The “monopoly on coercion” belonging to the state is a factual state of affairs, since without it taxation is impossible. Necessarily, this monopoly will extend not only to cases of coercion for taxation, but also to relations between citizens, and above all, to key questions of property rights and boundaries.

This happens because a monopoly on coercion cannot exist simultaneously with the concept of boundaries, and accordingly, with ideas of aggression and defense, since it is obvious that in this case the state is an aggressor, and it is necessary to repel it just like any other aggressor. Therefore, the emphasis is shifted from the essence of the matter to its characteristic—that is, instead of aggression and defense, a generalized “violence” (coercion) appears. As a result, aggression and defense become mixed (note that “defense” actually disappears from philosophical and legal vocabulary), and in the ideological space, “violence” (or “coercion”) holds sway as some essentially homogeneous category. By the way, a vivid example of the process of substitution of the essence of phenomena is found in the formulas of moral imperatives. It is well known that the imperative “you shall not murder” is gradually being replaced by “you shall not kill,” that is, the prohibition of aggression is replaced by the prohibition of killing as such, regardless of its causes. This is part of the same conceptual substitution we are discussing here.

In general, the situation is as follows. In everyday life, as well as in ordinary (and often formal) law, we use the concept of property rights and boundaries, which helps us coexist peacefully and mutually enrich each other. Within this framework, independent owners act and interact. The state needs, on the one hand, to exercise taxation, that is, to perform actions that only an owner can perform with his property; on the other hand, it needs to obtain consent for taxation, for which it must maintain the existing concept of boundaries in society. These tasks contradict each other. All the legal and juridical confusion on issues of “personal rights” and “property rights” is caused by this fundamental contradiction. In ideology and philosophy, we simply attempt to hide this contradiction through the substitution of “violence” for aggression and defense.

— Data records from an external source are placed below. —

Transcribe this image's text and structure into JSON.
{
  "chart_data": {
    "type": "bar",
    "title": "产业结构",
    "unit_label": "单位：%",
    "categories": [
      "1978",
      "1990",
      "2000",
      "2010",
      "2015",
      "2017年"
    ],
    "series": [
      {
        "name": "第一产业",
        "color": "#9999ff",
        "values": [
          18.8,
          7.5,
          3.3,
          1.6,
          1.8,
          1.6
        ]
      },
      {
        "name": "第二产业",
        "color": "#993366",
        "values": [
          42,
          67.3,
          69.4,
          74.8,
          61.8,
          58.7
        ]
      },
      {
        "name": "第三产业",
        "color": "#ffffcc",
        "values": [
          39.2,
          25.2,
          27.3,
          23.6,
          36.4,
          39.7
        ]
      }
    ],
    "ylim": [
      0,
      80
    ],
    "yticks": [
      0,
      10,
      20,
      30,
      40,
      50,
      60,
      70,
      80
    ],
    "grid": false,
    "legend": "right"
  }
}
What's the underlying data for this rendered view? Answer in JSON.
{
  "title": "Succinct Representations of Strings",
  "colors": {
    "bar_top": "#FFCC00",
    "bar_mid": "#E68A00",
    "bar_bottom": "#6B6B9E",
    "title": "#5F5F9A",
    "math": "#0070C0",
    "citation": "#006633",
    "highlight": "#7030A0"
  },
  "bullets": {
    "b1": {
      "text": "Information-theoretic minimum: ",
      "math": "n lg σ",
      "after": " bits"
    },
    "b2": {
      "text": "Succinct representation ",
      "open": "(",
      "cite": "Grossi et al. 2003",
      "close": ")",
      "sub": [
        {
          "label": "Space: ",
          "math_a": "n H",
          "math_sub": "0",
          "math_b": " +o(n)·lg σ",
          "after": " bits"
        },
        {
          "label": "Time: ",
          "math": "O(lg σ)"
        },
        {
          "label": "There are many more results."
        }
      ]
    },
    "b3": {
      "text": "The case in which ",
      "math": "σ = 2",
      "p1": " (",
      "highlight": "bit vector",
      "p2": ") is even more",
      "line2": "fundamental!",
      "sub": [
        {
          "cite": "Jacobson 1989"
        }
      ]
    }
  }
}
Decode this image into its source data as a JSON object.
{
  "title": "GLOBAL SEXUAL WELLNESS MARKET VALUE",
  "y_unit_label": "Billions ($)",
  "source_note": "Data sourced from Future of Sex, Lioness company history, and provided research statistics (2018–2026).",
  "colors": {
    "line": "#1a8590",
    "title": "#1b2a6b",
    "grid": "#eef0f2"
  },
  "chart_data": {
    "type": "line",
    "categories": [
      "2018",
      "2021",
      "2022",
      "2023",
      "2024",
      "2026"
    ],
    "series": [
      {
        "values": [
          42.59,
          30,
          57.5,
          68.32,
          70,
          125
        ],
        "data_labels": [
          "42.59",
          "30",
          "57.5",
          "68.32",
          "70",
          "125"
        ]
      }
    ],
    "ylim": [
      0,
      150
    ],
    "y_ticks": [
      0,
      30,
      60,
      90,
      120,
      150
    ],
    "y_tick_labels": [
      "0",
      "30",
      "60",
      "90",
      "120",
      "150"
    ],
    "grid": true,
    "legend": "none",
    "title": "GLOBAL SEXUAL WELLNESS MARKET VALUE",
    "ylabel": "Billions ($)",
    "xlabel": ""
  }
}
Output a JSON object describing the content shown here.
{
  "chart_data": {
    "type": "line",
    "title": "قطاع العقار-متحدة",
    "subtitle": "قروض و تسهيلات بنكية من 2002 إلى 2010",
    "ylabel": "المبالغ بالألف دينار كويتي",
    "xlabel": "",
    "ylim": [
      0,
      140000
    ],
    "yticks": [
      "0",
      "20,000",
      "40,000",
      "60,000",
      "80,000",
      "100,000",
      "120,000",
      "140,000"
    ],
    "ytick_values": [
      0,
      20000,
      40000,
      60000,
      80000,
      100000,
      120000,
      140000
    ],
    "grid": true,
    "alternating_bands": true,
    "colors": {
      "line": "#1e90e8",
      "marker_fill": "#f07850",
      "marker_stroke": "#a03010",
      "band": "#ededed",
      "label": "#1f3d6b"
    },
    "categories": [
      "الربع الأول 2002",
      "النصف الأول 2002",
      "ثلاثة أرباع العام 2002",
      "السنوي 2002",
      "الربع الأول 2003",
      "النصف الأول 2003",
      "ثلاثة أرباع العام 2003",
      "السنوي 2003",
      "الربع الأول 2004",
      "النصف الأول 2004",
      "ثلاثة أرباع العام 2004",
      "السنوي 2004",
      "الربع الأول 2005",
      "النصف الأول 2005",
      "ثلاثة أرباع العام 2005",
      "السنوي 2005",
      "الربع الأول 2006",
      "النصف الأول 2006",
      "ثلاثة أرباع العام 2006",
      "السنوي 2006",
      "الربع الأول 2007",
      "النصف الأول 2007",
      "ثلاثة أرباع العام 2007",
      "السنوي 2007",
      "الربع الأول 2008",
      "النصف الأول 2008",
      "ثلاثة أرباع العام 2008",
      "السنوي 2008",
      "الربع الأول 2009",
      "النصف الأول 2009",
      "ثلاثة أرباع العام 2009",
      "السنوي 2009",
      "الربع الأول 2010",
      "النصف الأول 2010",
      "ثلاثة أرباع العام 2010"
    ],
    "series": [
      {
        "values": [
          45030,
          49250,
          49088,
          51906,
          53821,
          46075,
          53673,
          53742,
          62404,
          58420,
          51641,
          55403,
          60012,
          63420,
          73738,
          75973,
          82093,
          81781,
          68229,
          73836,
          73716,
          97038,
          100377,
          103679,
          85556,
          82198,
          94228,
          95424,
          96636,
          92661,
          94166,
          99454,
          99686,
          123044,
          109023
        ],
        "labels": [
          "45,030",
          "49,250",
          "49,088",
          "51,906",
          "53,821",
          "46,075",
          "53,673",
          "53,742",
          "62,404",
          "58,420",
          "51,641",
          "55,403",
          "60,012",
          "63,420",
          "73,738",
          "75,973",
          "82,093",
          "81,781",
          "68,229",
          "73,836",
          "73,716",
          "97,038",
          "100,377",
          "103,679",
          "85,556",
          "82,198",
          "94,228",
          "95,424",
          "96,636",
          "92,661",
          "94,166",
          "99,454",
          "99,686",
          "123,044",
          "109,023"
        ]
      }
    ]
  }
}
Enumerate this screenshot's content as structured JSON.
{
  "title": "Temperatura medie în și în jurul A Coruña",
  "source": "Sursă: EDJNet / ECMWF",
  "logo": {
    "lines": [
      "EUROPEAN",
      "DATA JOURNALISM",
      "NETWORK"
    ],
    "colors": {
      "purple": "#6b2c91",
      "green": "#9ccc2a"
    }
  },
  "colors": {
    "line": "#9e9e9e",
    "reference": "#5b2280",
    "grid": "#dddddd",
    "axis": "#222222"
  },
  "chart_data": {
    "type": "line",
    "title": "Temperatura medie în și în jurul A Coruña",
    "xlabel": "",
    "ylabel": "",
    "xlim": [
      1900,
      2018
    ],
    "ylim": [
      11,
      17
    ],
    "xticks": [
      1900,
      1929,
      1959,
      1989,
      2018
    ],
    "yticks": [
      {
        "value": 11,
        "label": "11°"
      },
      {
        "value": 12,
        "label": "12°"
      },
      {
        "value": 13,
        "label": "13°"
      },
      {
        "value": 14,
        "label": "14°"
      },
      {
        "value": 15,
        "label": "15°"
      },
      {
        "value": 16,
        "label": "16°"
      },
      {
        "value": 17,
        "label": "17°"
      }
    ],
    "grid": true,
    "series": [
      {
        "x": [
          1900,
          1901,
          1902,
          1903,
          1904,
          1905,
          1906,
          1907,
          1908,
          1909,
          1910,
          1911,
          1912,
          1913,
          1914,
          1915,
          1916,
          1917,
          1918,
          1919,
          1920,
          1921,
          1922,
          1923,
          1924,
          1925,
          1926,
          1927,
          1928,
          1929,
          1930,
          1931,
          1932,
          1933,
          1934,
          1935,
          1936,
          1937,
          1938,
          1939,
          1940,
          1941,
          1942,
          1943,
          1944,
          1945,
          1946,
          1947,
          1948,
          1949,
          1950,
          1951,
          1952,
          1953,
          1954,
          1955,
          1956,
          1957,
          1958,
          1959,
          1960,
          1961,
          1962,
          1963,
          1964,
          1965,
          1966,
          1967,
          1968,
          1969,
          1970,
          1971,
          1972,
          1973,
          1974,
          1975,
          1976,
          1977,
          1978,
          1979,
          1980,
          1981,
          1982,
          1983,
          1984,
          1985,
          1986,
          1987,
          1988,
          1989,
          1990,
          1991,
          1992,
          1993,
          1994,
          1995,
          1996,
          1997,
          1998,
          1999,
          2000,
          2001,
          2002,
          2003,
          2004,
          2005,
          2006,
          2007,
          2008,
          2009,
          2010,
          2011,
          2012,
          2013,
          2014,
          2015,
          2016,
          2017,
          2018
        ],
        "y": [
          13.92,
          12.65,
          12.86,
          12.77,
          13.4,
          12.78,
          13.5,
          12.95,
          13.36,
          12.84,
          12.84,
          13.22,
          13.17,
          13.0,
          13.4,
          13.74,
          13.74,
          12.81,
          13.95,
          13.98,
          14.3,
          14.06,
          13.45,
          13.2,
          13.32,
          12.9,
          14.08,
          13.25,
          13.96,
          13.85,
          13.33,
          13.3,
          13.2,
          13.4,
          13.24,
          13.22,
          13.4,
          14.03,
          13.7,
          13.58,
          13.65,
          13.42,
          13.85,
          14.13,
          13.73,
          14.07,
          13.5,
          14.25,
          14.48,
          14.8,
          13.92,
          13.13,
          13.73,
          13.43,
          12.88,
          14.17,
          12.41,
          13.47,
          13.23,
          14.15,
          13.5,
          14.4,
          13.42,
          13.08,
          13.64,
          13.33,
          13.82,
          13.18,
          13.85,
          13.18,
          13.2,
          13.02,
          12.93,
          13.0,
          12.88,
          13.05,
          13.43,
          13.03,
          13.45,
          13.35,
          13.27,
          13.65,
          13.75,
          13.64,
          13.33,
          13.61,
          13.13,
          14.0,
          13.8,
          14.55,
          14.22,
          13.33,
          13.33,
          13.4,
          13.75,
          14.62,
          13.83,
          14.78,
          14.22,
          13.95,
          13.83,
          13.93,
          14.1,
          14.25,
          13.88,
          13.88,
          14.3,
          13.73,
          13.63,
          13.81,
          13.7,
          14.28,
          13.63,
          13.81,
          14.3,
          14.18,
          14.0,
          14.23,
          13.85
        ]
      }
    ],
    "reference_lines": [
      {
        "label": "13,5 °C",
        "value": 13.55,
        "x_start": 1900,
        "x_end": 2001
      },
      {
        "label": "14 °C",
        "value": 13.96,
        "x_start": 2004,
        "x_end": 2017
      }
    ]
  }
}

P.S. I will note that the dispute over which word is more correct to denote an act of encroachment on property rights—“aggression” or “violence”—is purely aesthetic in nature. I call this act aggression, due to the libertarian tradition and the fact that the word “violence” is used in statist concepts that justify aggression. In this case, what matters is not which specific word is used, but that there are two different phenomena—violation of boundaries and the characteristic of this violation—and that two different words are needed to denote them, not one, as is currently the case.